“Ain’t right,” Somcoc said. He told her where their camp was. “How long you be? We expected down home next week.”
“Sir, do you want this taken care of or not?”
“I surely do.”
“We’ll get Winston back to your camp as soon as we finish with him.”
“We be leavin’ Thursday.”
“Okay, your licenses are good. Why don’t you and your friends head for your camp.”
Service and McCants watched the trucks drive away.
Linsenman came forward. “You want coffee?” Service asked.
“Works for me. Man, that was some dicey shit. That bunch looked like they’d creep out the squeal-like-a-pig crowd,” Linsenman said.
McCants said. “We need to go find their blind, pick up cans.”
Service nodded.
“Thanks for coming,” McCants told Linsenman as he poured coffee from her thermos into his travel mug.
As soon as Linsenman left, the two COs got a plastic trash bag, hiked back to the swamp, found the hunters’ blind, and recovered twenty-three empty cans. The overarching canopy kept most of the rain from penetrating, but Service said, “If it turns into a downpour, we could lose the blood trail.”
They got back to his truck at 10:30 p.m., and McCants grabbed her poncho and her rifle case.
“What’re you doing?” he asked.
“Rain. We need to track that bear.”
He looked at her. “I’ve been thinking. If he keeps going it could take us hours to find him, and if we lose the blood trail, he’s gone. Better to wait for daylight. There’s nobody around for him to blunder into.”
He saw skepticism in her eyes. “Grady Service using discretion,” she said. “Meet you here at sunrise?”
“Okay,” he said.
When she was gone, he got his rifle out of its case and walked down into the cedars and began tracking alone, his natural state, nobody to worry about but himself.
It was raining steadily in small cool droplets, but the canopy captured most of it and would keep doing so until the foliage was completely saturated. Only then would the rain penetrate, and it would be like standing under a waterfall. For now the ground was damp but not soaked, and the blood trail still reflected black under the beam of his light.

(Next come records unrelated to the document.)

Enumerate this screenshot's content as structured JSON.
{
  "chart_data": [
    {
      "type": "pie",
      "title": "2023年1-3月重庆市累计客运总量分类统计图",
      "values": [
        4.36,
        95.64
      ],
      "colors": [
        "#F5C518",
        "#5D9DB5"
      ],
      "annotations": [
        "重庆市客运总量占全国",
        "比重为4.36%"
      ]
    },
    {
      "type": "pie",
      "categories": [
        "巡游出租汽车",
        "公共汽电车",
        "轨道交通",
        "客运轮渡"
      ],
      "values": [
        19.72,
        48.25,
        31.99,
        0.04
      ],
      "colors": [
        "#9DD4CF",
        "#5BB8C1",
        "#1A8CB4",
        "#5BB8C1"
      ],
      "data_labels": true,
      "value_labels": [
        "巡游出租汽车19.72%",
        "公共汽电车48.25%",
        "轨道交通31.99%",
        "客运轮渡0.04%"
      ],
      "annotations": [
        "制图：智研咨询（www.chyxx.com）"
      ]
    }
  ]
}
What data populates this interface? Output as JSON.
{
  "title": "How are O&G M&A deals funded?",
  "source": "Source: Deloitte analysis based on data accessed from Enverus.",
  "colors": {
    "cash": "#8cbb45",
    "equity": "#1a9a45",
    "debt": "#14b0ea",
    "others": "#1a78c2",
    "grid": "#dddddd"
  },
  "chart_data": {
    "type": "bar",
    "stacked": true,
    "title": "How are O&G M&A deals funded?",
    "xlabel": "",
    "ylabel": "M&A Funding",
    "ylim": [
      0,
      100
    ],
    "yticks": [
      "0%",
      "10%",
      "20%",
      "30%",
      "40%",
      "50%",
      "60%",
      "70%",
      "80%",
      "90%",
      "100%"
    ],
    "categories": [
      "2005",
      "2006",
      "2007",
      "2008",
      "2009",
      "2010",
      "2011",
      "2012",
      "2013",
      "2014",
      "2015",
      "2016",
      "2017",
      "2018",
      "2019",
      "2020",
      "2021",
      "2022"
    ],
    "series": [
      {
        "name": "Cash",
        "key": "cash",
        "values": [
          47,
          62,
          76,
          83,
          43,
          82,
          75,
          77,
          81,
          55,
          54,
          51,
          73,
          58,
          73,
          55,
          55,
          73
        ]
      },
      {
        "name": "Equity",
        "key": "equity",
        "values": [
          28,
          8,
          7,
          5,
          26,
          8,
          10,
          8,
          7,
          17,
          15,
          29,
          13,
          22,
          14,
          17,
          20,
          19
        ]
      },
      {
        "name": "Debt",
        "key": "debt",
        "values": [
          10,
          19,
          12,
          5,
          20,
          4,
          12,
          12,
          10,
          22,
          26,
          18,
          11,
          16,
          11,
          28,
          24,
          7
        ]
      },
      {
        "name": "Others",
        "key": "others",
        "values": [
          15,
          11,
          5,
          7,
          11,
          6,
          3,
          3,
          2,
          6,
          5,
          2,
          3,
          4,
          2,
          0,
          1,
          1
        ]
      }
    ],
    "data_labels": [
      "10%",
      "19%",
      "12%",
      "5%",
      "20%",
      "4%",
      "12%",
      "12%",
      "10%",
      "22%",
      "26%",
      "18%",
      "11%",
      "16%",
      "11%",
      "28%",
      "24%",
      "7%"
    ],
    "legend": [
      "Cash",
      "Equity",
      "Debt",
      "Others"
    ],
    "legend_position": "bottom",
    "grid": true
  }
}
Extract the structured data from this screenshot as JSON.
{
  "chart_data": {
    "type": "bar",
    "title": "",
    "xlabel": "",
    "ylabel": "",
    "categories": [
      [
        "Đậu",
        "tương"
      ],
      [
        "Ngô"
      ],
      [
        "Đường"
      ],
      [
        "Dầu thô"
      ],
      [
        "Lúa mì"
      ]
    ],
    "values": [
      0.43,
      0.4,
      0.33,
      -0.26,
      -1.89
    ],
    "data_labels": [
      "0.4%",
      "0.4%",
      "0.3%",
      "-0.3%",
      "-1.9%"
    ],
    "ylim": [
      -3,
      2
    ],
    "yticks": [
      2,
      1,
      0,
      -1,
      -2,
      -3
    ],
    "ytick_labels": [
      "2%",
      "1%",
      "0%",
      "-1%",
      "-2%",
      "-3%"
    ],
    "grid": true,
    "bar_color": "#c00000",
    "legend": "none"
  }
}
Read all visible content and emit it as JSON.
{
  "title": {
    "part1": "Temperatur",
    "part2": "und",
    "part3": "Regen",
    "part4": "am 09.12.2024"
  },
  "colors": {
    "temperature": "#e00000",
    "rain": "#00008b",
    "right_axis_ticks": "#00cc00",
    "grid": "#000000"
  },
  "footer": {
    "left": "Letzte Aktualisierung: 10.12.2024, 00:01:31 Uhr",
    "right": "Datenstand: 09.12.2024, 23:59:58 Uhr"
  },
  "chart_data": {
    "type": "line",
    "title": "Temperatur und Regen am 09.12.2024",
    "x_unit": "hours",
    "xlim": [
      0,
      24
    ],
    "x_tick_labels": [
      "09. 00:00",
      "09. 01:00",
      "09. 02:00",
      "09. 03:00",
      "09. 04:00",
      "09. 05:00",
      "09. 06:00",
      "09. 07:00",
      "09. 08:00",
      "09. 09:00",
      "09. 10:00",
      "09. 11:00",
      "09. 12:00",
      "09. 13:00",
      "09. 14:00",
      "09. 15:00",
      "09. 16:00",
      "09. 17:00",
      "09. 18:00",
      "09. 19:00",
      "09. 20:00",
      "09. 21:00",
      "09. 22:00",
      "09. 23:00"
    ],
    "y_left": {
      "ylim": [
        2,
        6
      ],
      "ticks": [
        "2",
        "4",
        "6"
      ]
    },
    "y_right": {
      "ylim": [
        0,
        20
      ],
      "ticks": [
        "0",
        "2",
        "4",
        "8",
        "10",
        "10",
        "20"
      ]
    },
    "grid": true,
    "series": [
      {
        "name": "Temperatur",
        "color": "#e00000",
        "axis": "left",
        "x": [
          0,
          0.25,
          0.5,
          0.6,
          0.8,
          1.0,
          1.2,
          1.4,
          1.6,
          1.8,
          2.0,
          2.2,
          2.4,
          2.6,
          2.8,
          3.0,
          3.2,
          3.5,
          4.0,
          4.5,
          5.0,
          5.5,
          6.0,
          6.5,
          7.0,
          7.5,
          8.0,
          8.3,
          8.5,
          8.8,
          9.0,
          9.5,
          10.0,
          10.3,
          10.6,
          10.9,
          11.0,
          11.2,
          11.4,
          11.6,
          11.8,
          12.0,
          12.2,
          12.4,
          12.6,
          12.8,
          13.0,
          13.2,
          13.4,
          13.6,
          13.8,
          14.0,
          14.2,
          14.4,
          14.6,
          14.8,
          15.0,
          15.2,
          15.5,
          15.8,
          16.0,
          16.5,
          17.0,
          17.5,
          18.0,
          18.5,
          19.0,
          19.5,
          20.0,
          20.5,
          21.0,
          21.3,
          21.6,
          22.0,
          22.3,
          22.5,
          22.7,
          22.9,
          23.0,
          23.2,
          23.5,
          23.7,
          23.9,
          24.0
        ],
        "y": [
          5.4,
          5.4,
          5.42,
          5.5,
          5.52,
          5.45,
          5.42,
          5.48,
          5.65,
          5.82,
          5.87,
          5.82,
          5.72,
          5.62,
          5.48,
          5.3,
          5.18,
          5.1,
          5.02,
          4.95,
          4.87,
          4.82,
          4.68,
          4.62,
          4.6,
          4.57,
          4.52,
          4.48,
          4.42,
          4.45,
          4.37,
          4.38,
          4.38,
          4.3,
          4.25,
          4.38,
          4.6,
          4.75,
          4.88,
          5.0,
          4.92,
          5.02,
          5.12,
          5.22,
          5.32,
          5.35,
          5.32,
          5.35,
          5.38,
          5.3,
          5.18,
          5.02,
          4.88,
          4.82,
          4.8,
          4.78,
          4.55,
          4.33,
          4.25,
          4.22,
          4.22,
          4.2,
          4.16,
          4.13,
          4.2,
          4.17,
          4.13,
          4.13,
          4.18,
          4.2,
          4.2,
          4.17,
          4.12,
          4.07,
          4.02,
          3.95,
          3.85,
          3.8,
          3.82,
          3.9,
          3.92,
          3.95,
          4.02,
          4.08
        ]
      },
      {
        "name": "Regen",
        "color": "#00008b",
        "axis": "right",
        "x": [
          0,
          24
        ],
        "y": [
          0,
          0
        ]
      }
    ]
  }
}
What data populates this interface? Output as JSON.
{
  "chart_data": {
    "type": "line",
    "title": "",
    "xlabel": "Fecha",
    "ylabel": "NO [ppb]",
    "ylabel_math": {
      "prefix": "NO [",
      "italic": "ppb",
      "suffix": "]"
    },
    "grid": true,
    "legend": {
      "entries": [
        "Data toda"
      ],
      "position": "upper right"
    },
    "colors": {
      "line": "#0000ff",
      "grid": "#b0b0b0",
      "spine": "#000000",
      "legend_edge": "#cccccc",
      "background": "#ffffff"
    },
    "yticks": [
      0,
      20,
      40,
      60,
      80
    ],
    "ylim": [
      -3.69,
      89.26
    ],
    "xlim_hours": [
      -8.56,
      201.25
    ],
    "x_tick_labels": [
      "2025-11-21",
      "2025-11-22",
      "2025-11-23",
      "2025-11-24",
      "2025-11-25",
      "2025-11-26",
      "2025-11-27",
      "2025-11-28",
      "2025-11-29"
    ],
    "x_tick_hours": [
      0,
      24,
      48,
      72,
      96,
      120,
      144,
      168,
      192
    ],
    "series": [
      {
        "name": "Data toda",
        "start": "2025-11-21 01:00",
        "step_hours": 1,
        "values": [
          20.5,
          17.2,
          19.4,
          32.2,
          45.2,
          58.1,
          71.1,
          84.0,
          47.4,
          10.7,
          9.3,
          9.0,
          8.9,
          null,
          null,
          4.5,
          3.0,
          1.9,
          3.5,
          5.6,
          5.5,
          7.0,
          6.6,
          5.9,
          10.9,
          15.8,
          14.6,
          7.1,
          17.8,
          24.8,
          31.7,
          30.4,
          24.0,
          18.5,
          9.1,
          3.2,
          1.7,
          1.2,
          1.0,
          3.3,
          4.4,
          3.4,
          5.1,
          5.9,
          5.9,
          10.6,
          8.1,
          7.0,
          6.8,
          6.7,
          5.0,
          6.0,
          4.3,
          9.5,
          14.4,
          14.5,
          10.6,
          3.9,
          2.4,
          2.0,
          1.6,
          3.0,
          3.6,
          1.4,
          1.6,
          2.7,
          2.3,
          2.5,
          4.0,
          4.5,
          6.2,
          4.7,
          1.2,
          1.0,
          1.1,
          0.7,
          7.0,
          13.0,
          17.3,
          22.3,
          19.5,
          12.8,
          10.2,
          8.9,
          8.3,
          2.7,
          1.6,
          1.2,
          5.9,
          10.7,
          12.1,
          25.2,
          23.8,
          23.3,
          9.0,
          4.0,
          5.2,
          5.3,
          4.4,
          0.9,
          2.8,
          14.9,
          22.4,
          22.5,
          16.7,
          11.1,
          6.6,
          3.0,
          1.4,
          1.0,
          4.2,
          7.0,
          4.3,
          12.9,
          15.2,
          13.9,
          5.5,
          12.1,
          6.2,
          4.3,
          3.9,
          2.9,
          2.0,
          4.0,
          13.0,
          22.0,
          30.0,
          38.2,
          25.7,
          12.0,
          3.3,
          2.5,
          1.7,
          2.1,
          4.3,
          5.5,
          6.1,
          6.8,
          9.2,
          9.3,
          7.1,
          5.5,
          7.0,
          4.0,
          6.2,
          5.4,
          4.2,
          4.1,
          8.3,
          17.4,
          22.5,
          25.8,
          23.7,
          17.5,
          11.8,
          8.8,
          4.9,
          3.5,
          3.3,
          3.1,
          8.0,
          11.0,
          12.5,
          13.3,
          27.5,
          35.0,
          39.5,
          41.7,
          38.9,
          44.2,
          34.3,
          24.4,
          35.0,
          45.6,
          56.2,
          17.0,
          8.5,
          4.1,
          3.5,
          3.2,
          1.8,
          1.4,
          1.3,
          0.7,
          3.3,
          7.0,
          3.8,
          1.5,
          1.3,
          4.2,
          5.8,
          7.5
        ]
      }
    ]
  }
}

The trail remained obvious all the way to the river. As wounded deer often fled to water, so too did bears, and this one had come south in a straight line, never veering. Thunder rattled like snare drums in the northwest, rolling steadily. Not close, he told himself. Even the lightning had little effect, creating muted pale green flashes through the gaps in the canopy.
As he tracked he tried to stay focused, but he was tired and his mind was jumping around. They needed the animal to recover the bullet, assuming it was still in it. If he didn’t find the bear tonight, the coyotes or wolves would tear it apart. It had to be tonight, he kept telling himself, and suddenly he was at the river’s edge, his head down. He had to lean back to keep from walking into the shallows and cobble bottom. Break, he told himself. He poured a couple of fingers of coffee in his thermos top, swallowed it, and felt the plume of warmth bottom out. He put the thermos back in his pack and stood up, aiming his light across the river, trying to pick up blood on the other side—but the rain had soaked the rocks along the river and it was impossible to determine blood without fording across.
He wanted a smoke, but a cigarette here would quickly disintegrate. Focus, he said over and over. Retrace your steps, shit-for-brains. He had come to the river. No . . . he had suddenly arrived at the river. En route, he had reached a spot where if he stayed directly on the trail he would have to crawl over a blowdown, or scramble over upturned roots and relocate the trail. The bear had not once deviated from its course, so he had veered right by two or three steps, then cut back and found himself at the river’s edge, too tired to think, cold and wet. His teeth began to chatter and he willed them to stop, but knew in time the cold would have its own way.
He left the river and went back to find the obstacle he had skirted, stood there, aimed his light two or three feet out, and turned slowly like a radar beacon, totally focused on the beam against the littered ground. On his second revolution, he extended the light beam to five feet, but there was nothing. The animal had come straight to the river and ten feet from the shore had disappeared.
A coyote barked to his west and was answered by another, their voices trailing off into whines that suggested their noses had something. If the bear was dead they would eventually tear it apart. Maybe not tonight, but soon. He was tempted to cross the river, to keep moving, but when you tracked you didn’t move on until you had sign that told you where the animal had moved. He pulled the light into two feet, narrowed the beam and started again.